Galatasaray, bu değişikliklerin negatif etkilerini ise ikinci yarıda yapılan Cicaldau değişikliğiyle daha da pekiştirmiş oldu. Cicaldau değişikliğiyle top tutamayan bir Galatasaray ortaya çıktı ve Beşiktaş’a daha fazla oynama fırsatı verildi. Rakip son dakikalarda Rıdvan’ın da oyuna girmesiyle çift forvete döndü. Taylan’ı ve savunmacılarımızı daha çok meşgul eden Beşiktaş, sağ kanattan ortaya döndüğünde büyük bir boşluk buldu. Her ne kadar gole engel olamasak da genel anlamda oyunu tutmayı başarmamız önemliydi. İkinci yarıda eğer Gomis de Mostafa gibi top tutabilseydi savunma oyuncularımız biraz daha rahat edebilirdi.
ÖZGÜVEN
İyi oyunculardan kurulu ancak iyi organize olamayan bir takımız. Avrupa’da daha çok savunma yaparak oynuyoruz ama ligde büyük takım olarak topa sahip olmak istiyoruz. Orta saha oyuncularımızın istenen performansı bir türlü gösterememesi ve rakip takımların orta saha oyuncularımıza yaptığı doğru baskılarla yediğimiz goller neticesinde art arda kötü sonuçlar alındı ve ligde hiç istemediğimiz bir noktaya geldik. Bu da ister istemez oyuncularımızda bir özgüven eksikliği yarattı ama Barcelona gibi bir dünya devine karşı iyi bir oyun ve plan ortaya koyunca takımın özgüveni tekrar yerine geldi.
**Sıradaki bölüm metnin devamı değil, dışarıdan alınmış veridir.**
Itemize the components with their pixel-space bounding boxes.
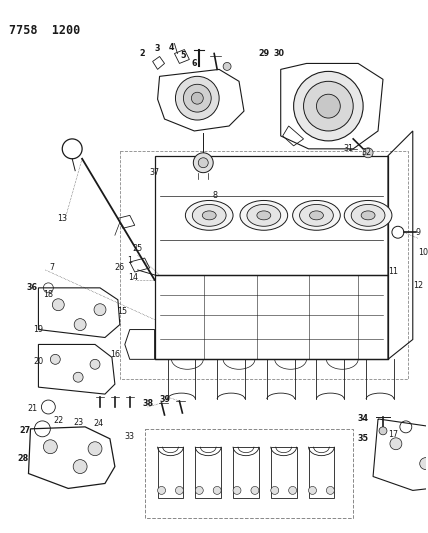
- Circle shape: [223, 62, 231, 70]
- Ellipse shape: [185, 200, 233, 230]
- Text: 39: 39: [159, 394, 170, 403]
- Text: 7758  1200: 7758 1200: [9, 24, 80, 37]
- Text: 7: 7: [50, 263, 55, 272]
- Circle shape: [294, 71, 363, 141]
- Bar: [145, 429, 353, 518]
- Circle shape: [251, 487, 259, 495]
- Text: 24: 24: [93, 419, 103, 429]
- Text: 32: 32: [361, 148, 371, 157]
- Text: 10: 10: [418, 248, 428, 256]
- Text: 25: 25: [133, 244, 143, 253]
- Circle shape: [90, 359, 100, 369]
- Text: 23: 23: [73, 418, 83, 427]
- Circle shape: [52, 299, 64, 311]
- Circle shape: [51, 354, 60, 365]
- Ellipse shape: [309, 211, 324, 220]
- Circle shape: [327, 487, 334, 495]
- Ellipse shape: [361, 211, 375, 220]
- Ellipse shape: [257, 211, 271, 220]
- Circle shape: [213, 487, 221, 495]
- Circle shape: [420, 458, 428, 470]
- Circle shape: [191, 92, 203, 104]
- Text: 38: 38: [142, 399, 153, 408]
- Circle shape: [309, 487, 316, 495]
- Text: 19: 19: [33, 325, 44, 334]
- Text: 14: 14: [128, 273, 138, 282]
- Circle shape: [390, 438, 402, 450]
- Circle shape: [73, 459, 87, 473]
- Text: 6: 6: [192, 59, 197, 68]
- Text: 11: 11: [388, 268, 398, 277]
- Ellipse shape: [192, 205, 226, 227]
- Circle shape: [74, 319, 86, 330]
- Text: 8: 8: [213, 191, 218, 200]
- Text: 5: 5: [181, 51, 186, 60]
- Circle shape: [288, 487, 297, 495]
- Circle shape: [316, 94, 340, 118]
- Text: 20: 20: [33, 357, 44, 366]
- Circle shape: [198, 158, 208, 168]
- Circle shape: [303, 82, 353, 131]
- Circle shape: [88, 442, 102, 456]
- Ellipse shape: [300, 205, 333, 227]
- Text: 15: 15: [117, 307, 127, 316]
- Ellipse shape: [293, 200, 340, 230]
- Text: 33: 33: [125, 432, 135, 441]
- Text: 26: 26: [115, 263, 125, 272]
- Ellipse shape: [344, 200, 392, 230]
- Text: 30: 30: [273, 49, 284, 58]
- Text: 29: 29: [258, 49, 269, 58]
- Circle shape: [195, 487, 203, 495]
- Text: 17: 17: [388, 430, 398, 439]
- Text: 4: 4: [169, 43, 174, 52]
- Circle shape: [175, 487, 184, 495]
- Circle shape: [193, 153, 213, 173]
- Circle shape: [158, 487, 166, 495]
- Ellipse shape: [240, 200, 288, 230]
- Text: 37: 37: [149, 168, 160, 177]
- Text: 22: 22: [53, 416, 63, 425]
- Text: 2: 2: [139, 49, 145, 58]
- Text: 34: 34: [358, 415, 369, 423]
- Text: 28: 28: [17, 454, 28, 463]
- Text: 36: 36: [27, 284, 38, 292]
- Text: 16: 16: [110, 350, 120, 359]
- Circle shape: [363, 148, 373, 158]
- Text: 27: 27: [19, 426, 30, 435]
- Ellipse shape: [247, 205, 281, 227]
- Text: 13: 13: [57, 214, 67, 223]
- Circle shape: [379, 427, 387, 435]
- Text: 31: 31: [343, 144, 353, 154]
- Text: 9: 9: [415, 228, 420, 237]
- Circle shape: [271, 487, 279, 495]
- Ellipse shape: [351, 205, 385, 227]
- Circle shape: [94, 304, 106, 316]
- Text: 21: 21: [27, 405, 38, 414]
- Circle shape: [175, 76, 219, 120]
- Circle shape: [184, 84, 211, 112]
- Text: 1: 1: [127, 255, 132, 264]
- Text: 12: 12: [413, 281, 423, 290]
- Text: 18: 18: [43, 290, 54, 300]
- Text: 35: 35: [358, 434, 369, 443]
- Bar: [120, 151, 408, 379]
- Circle shape: [73, 372, 83, 382]
- Text: 3: 3: [155, 44, 160, 53]
- Circle shape: [233, 487, 241, 495]
- Circle shape: [43, 440, 57, 454]
- Ellipse shape: [202, 211, 216, 220]
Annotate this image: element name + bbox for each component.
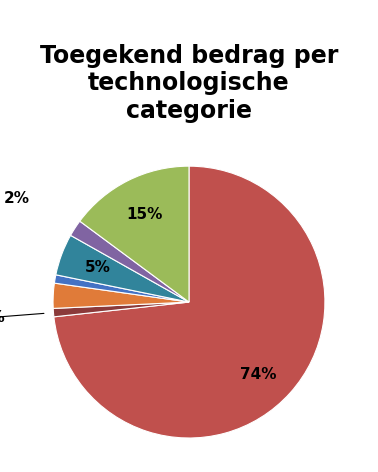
Text: 74%: 74% xyxy=(240,367,277,382)
Wedge shape xyxy=(71,221,189,302)
Wedge shape xyxy=(53,283,189,308)
Text: 5%: 5% xyxy=(84,261,110,275)
Text: 2%: 2% xyxy=(3,191,29,206)
Wedge shape xyxy=(54,166,325,438)
Wedge shape xyxy=(56,236,189,302)
Text: 1%: 1% xyxy=(0,310,5,325)
Wedge shape xyxy=(54,275,189,302)
Text: 15%: 15% xyxy=(127,207,163,222)
Wedge shape xyxy=(80,166,189,302)
Wedge shape xyxy=(53,302,189,317)
Title: Toegekend bedrag per
technologische
categorie: Toegekend bedrag per technologische cate… xyxy=(40,44,338,123)
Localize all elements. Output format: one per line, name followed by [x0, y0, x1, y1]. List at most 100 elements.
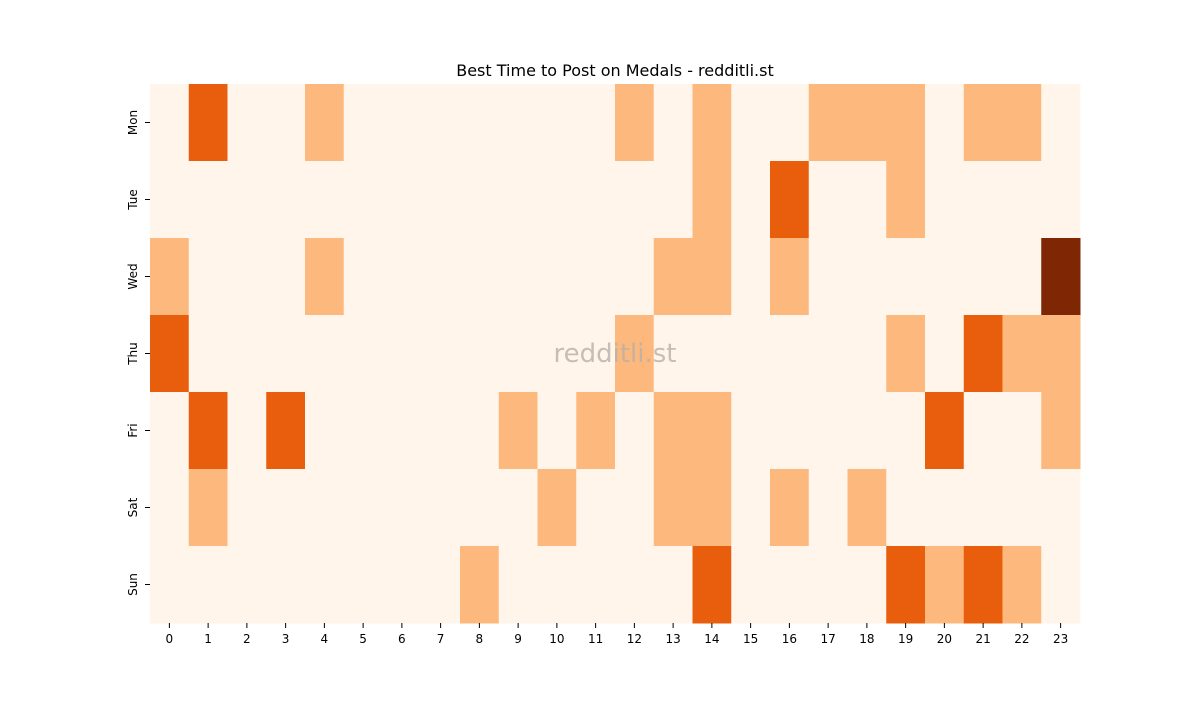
heatmap-cell-mon-16	[770, 84, 810, 162]
heatmap-cell-thu-11	[576, 315, 616, 393]
heatmap-cell-fri-23	[1041, 392, 1081, 470]
heatmap-cell-sun-12	[615, 546, 655, 624]
heatmap-cell-thu-23	[1041, 315, 1081, 393]
heatmap-cell-mon-22	[1002, 84, 1042, 162]
heatmap-cell-sat-23	[1041, 469, 1081, 547]
heatmap-cell-wed-14	[692, 238, 732, 316]
heatmap-cell-thu-8	[460, 315, 500, 393]
heatmap-cell-sun-8	[460, 546, 500, 624]
heatmap-cell-mon-12	[615, 84, 655, 162]
y-tick-label: Tue	[126, 189, 140, 211]
heatmap-cell-tue-0	[150, 161, 190, 239]
heatmap-cell-sat-19	[886, 469, 926, 547]
heatmap-cell-sat-9	[498, 469, 538, 547]
heatmap-cell-tue-2	[227, 161, 267, 239]
heatmap-cell-sun-18	[847, 546, 887, 624]
heatmap-cell-mon-5	[343, 84, 383, 162]
heatmap-cell-mon-8	[460, 84, 500, 162]
x-tick-label: 22	[1014, 632, 1029, 646]
heatmap-cell-tue-3	[266, 161, 306, 239]
heatmap-cell-sat-22	[1002, 469, 1042, 547]
heatmap-cell-tue-15	[731, 161, 771, 239]
heatmap-cell-tue-13	[653, 161, 693, 239]
heatmap-cell-sat-11	[576, 469, 616, 547]
x-tick-label: 8	[476, 632, 484, 646]
heatmap-cell-tue-5	[343, 161, 383, 239]
heatmap-cell-wed-11	[576, 238, 616, 316]
heatmap-cell-fri-21	[963, 392, 1003, 470]
watermark: redditli.st	[554, 339, 677, 369]
heatmap-cell-tue-7	[421, 161, 461, 239]
heatmap-cell-thu-1	[188, 315, 228, 393]
heatmap-cell-thu-5	[343, 315, 383, 393]
x-tick-label: 18	[859, 632, 874, 646]
heatmap-cell-sun-17	[808, 546, 848, 624]
heatmap-cell-sun-7	[421, 546, 461, 624]
heatmap-cell-wed-3	[266, 238, 306, 316]
heatmap-cell-sat-21	[963, 469, 1003, 547]
heatmap-cell-mon-7	[421, 84, 461, 162]
heatmap-cell-sun-15	[731, 546, 771, 624]
x-tick-label: 19	[898, 632, 913, 646]
x-tick-label: 11	[588, 632, 603, 646]
heatmap-cell-wed-1	[188, 238, 228, 316]
heatmap-cell-sun-9	[498, 546, 538, 624]
heatmap-cell-mon-17	[808, 84, 848, 162]
x-tick-label: 12	[627, 632, 642, 646]
chart-title: Best Time to Post on Medals - redditli.s…	[456, 61, 774, 80]
heatmap-cell-wed-23	[1041, 238, 1081, 316]
y-tick-label: Sun	[126, 573, 140, 596]
x-tick-label: 6	[398, 632, 406, 646]
heatmap-cell-sun-10	[537, 546, 577, 624]
heatmap-cell-thu-4	[305, 315, 345, 393]
heatmap-cell-sun-1	[188, 546, 228, 624]
x-tick-label: 15	[743, 632, 758, 646]
heatmap-cell-fri-10	[537, 392, 577, 470]
heatmap-cell-sat-13	[653, 469, 693, 547]
heatmap-cell-thu-19	[886, 315, 926, 393]
heatmap-cell-sat-20	[925, 469, 965, 547]
y-tick-label: Thu	[126, 342, 140, 366]
heatmap-cells	[150, 84, 1081, 624]
heatmap-cell-thu-17	[808, 315, 848, 393]
heatmap-cell-sat-6	[382, 469, 422, 547]
x-tick-label: 3	[282, 632, 290, 646]
heatmap-cell-wed-16	[770, 238, 810, 316]
x-tick-label: 16	[782, 632, 797, 646]
heatmap-cell-sun-6	[382, 546, 422, 624]
heatmap-cell-sat-3	[266, 469, 306, 547]
heatmap-cell-fri-0	[150, 392, 190, 470]
heatmap-cell-wed-10	[537, 238, 577, 316]
heatmap-cell-tue-19	[886, 161, 926, 239]
heatmap-cell-fri-11	[576, 392, 616, 470]
heatmap-cell-sun-19	[886, 546, 926, 624]
heatmap-cell-tue-14	[692, 161, 732, 239]
heatmap-cell-sat-10	[537, 469, 577, 547]
heatmap-cell-fri-13	[653, 392, 693, 470]
heatmap-cell-thu-9	[498, 315, 538, 393]
heatmap-cell-sun-21	[963, 546, 1003, 624]
heatmap-cell-thu-7	[421, 315, 461, 393]
heatmap-cell-sat-0	[150, 469, 190, 547]
heatmap-cell-fri-15	[731, 392, 771, 470]
heatmap-cell-wed-4	[305, 238, 345, 316]
x-tick-label: 0	[166, 632, 174, 646]
heatmap-cell-sun-22	[1002, 546, 1042, 624]
heatmap-cell-mon-6	[382, 84, 422, 162]
heatmap-cell-fri-7	[421, 392, 461, 470]
heatmap-cell-mon-18	[847, 84, 887, 162]
heatmap-cell-tue-18	[847, 161, 887, 239]
heatmap-cell-sun-20	[925, 546, 965, 624]
heatmap-cell-thu-14	[692, 315, 732, 393]
x-tick-label: 4	[321, 632, 329, 646]
y-tick-label: Mon	[126, 110, 140, 135]
y-axis: Mon Tue Wed Thu Fri Sat Sun	[126, 110, 150, 596]
heatmap-cell-wed-9	[498, 238, 538, 316]
heatmap-cell-wed-15	[731, 238, 771, 316]
x-tick-label: 13	[665, 632, 680, 646]
heatmap-cell-sun-14	[692, 546, 732, 624]
heatmap-cell-wed-21	[963, 238, 1003, 316]
x-tick-label: 17	[820, 632, 835, 646]
heatmap-cell-sun-0	[150, 546, 190, 624]
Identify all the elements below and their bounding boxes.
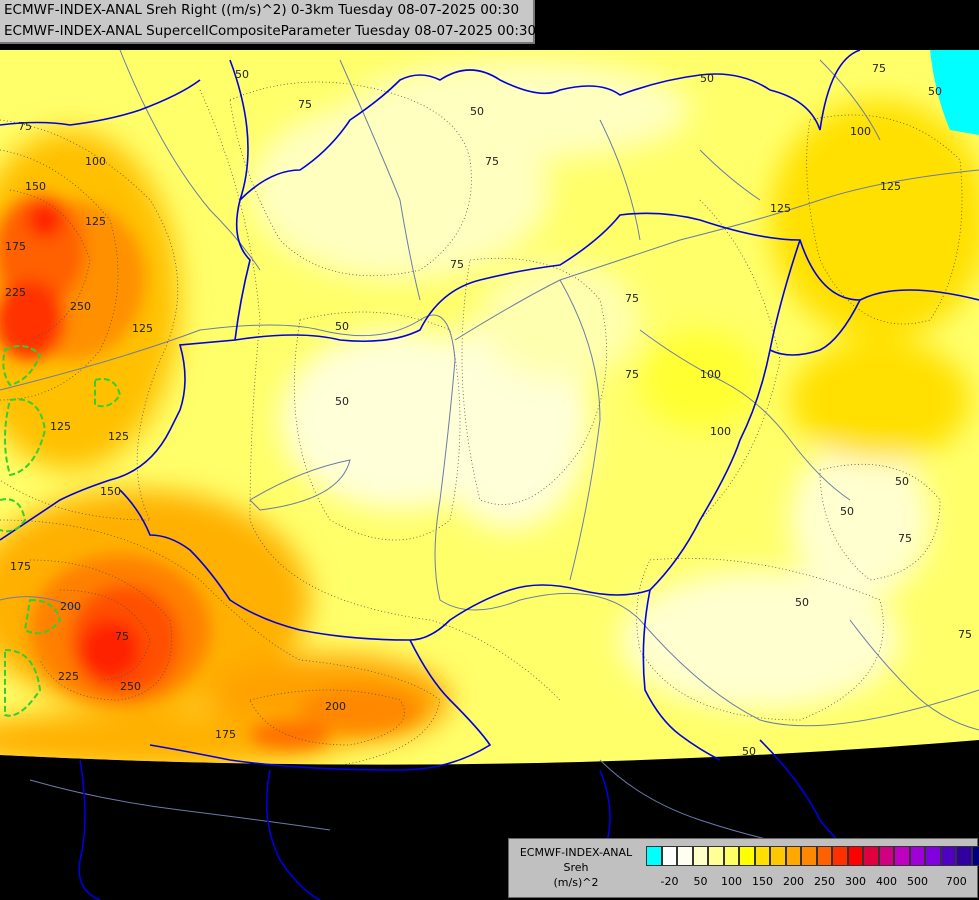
map-title: ECMWF-INDEX-ANAL Sreh Right ((m/s)^2) 0-… — [0, 0, 537, 44]
contour-label: 50 — [840, 505, 854, 518]
legend-swatch — [646, 846, 662, 866]
contour-label: 200 — [325, 700, 346, 713]
legend-ticks: -20 50 100 150 200 250 300 400 500 700 — [646, 875, 976, 889]
legend-variable: Sreh — [563, 861, 589, 874]
legend-tick-label: 200 — [783, 875, 804, 888]
legend-swatch — [801, 846, 817, 866]
contour-label: 100 — [710, 425, 731, 438]
contour-label: 50 — [742, 745, 756, 758]
legend-swatch — [739, 846, 755, 866]
legend-swatch — [677, 846, 693, 866]
contour-label: 125 — [132, 322, 153, 335]
legend-swatch — [754, 846, 770, 866]
legend-swatch — [661, 846, 677, 866]
legend-swatch — [692, 846, 708, 866]
contour-label: 50 — [235, 68, 249, 81]
contour-lines — [0, 81, 963, 765]
legend-swatch — [956, 846, 972, 866]
legend-tick-label: 100 — [721, 875, 742, 888]
contour-label-group: 50 75 50 75 75 100 150 125 175 225 250 1… — [5, 62, 972, 758]
legend-swatches — [646, 846, 979, 866]
contour-label: 75 — [625, 292, 639, 305]
legend-label: ECMWF-INDEX-ANAL Sreh (m/s)^2 — [509, 845, 643, 890]
contour-label: 225 — [5, 286, 26, 299]
legend-unit: (m/s)^2 — [553, 876, 599, 889]
contour-label: 200 — [60, 600, 81, 613]
legend-swatch — [816, 846, 832, 866]
legend-tick-label: 50 — [693, 875, 708, 888]
legend-swatch — [940, 846, 956, 866]
contour-label: 225 — [58, 670, 79, 683]
legend-tick-label: 250 — [814, 875, 835, 888]
contour-label: 125 — [108, 430, 129, 443]
contour-label: 50 — [470, 105, 484, 118]
legend-swatch — [723, 846, 739, 866]
contour-label: 175 — [5, 240, 26, 253]
legend-tick-label: 300 — [845, 875, 866, 888]
color-legend: ECMWF-INDEX-ANAL Sreh (m/s)^2 -20 50 100 15… — [508, 838, 979, 898]
contour-label: 75 — [872, 62, 886, 75]
contour-label: 125 — [50, 420, 71, 433]
contour-label: 100 — [85, 155, 106, 168]
contour-label: 75 — [115, 630, 129, 643]
contour-label: 75 — [485, 155, 499, 168]
contour-label: 50 — [928, 85, 942, 98]
legend-swatch — [847, 846, 863, 866]
legend-swatch — [708, 846, 724, 866]
legend-tick-label: -20 — [660, 875, 679, 888]
contour-label: 125 — [880, 180, 901, 193]
legend-swatch — [909, 846, 925, 866]
country-borders — [0, 49, 979, 900]
contour-label: 100 — [850, 125, 871, 138]
legend-swatch — [863, 846, 879, 866]
legend-swatch — [770, 846, 786, 866]
contour-label: 125 — [85, 215, 106, 228]
title-line-1: ECMWF-INDEX-ANAL Sreh Right ((m/s)^2) 0-… — [4, 2, 520, 18]
contour-label: 150 — [100, 485, 121, 498]
legend-tick-label: 500 — [907, 875, 928, 888]
contour-label: 50 — [335, 320, 349, 333]
contour-label: 50 — [700, 72, 714, 85]
legend-swatch — [878, 846, 894, 866]
contour-label: 75 — [958, 628, 972, 641]
contour-label: 75 — [625, 368, 639, 381]
legend-swatch — [925, 846, 941, 866]
rivers — [0, 49, 979, 851]
contour-label: 75 — [18, 120, 32, 133]
legend-swatch — [894, 846, 910, 866]
title-line-2: ECMWF-INDEX-ANAL SupercellCompositeParam… — [4, 23, 537, 39]
contour-label: 175 — [215, 728, 236, 741]
legend-source: ECMWF-INDEX-ANAL — [519, 846, 633, 859]
contour-label: 50 — [895, 475, 909, 488]
contour-label: 175 — [10, 560, 31, 573]
contour-label: 50 — [335, 395, 349, 408]
contour-label: 50 — [795, 596, 809, 609]
contour-label: 100 — [700, 368, 721, 381]
contour-label: 75 — [898, 532, 912, 545]
contour-label: 75 — [298, 98, 312, 111]
contour-label: 125 — [770, 202, 791, 215]
contour-label: 75 — [450, 258, 464, 271]
legend-swatch — [832, 846, 848, 866]
legend-tick-label: 150 — [752, 875, 773, 888]
legend-tick-label: 700 — [945, 875, 967, 888]
scp-contours — [0, 345, 122, 717]
contour-label: 250 — [120, 680, 141, 693]
contour-label: 250 — [70, 300, 91, 313]
legend-swatch — [971, 846, 979, 866]
legend-swatch — [785, 846, 801, 866]
contour-label: 150 — [25, 180, 46, 193]
legend-tick-label: 400 — [876, 875, 897, 888]
sreh-field — [0, 50, 979, 765]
Bu da oyunumuza etki etmeye başladı. Ligde çok ama çok kritik bir galibiyet aldık. Perşembe akşamı sonuç ne olur bilmiyorum ama bu özgüvenle en azından ligin geri kalanında işler biraz daha düzelecek gibi görünüyor. Ama önce yapmamız gereken bir iş var; Barcelona’yı 52 bin taraftarımızın önünde yenmek. Haydi Galatasaray, yeni bir tarih yaz!